According to the American Transplant Foundation, 22 Americans die every day waiting for a life-saving transplant. Nationwide, only 50 percent of eligible adults are registered as organ donors. In New York, where Hardison was on the waiting list, that number is closer to 25 percent.

In addition to his face, Rodebaugh’s heart, liver and kidneys, as well as cornea, bones and skin tissue were also donated.

“That’s … four lives for organ recipients,” Irving said. “One for sight and countless others through bone and skin donations.”

1:38

On the day she met Hardison, Millar also met three other recipients her son had helped — 10-year-old Antonio Concepcion, Jr. and 17-year-old Nicholas Darling had received Rodebaugh’s kidneys and 58-year-old Yanez McGriff had received his heart. All three had spent years on a transplant list.

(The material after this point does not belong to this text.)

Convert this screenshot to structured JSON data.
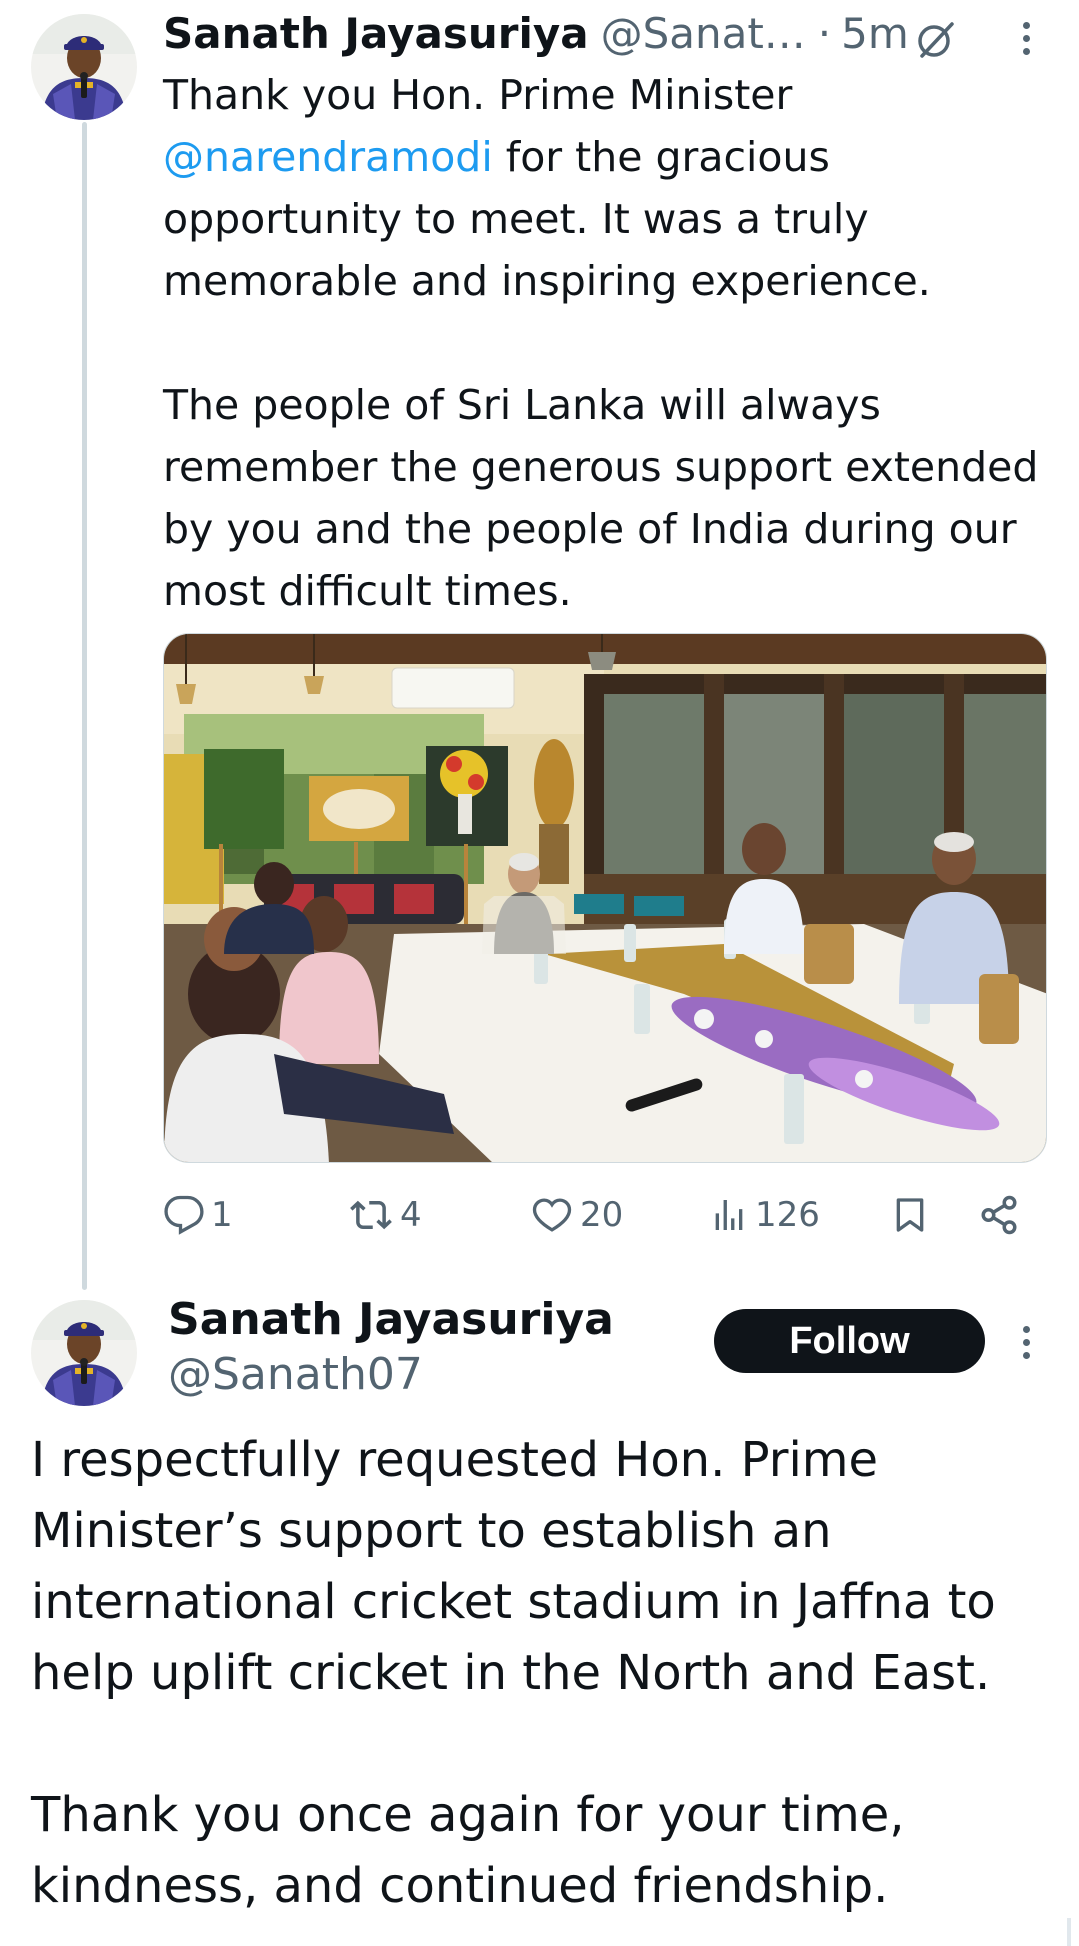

Millar took turns meeting and hugging each recipient. She even used a stethoscope to listen to her son’s heart, which was now beating in McGriff’s chest.

“It’s so strong,” Millar said to her, listening to the heartbeat. “God bless you.”

Knowing that her son had helped give all of these people another chance at a better, healthier life gave Millar some comfort after the tragedy of losing him.

“The best day of my life was the day David was born. This is the second best day of my life,” Millar said. “David is born again to me. He is back. He is here. I knew he was here.”

ABC News’ Geoff Martz, Meredith Frost and Lauren Effron contributed to this report.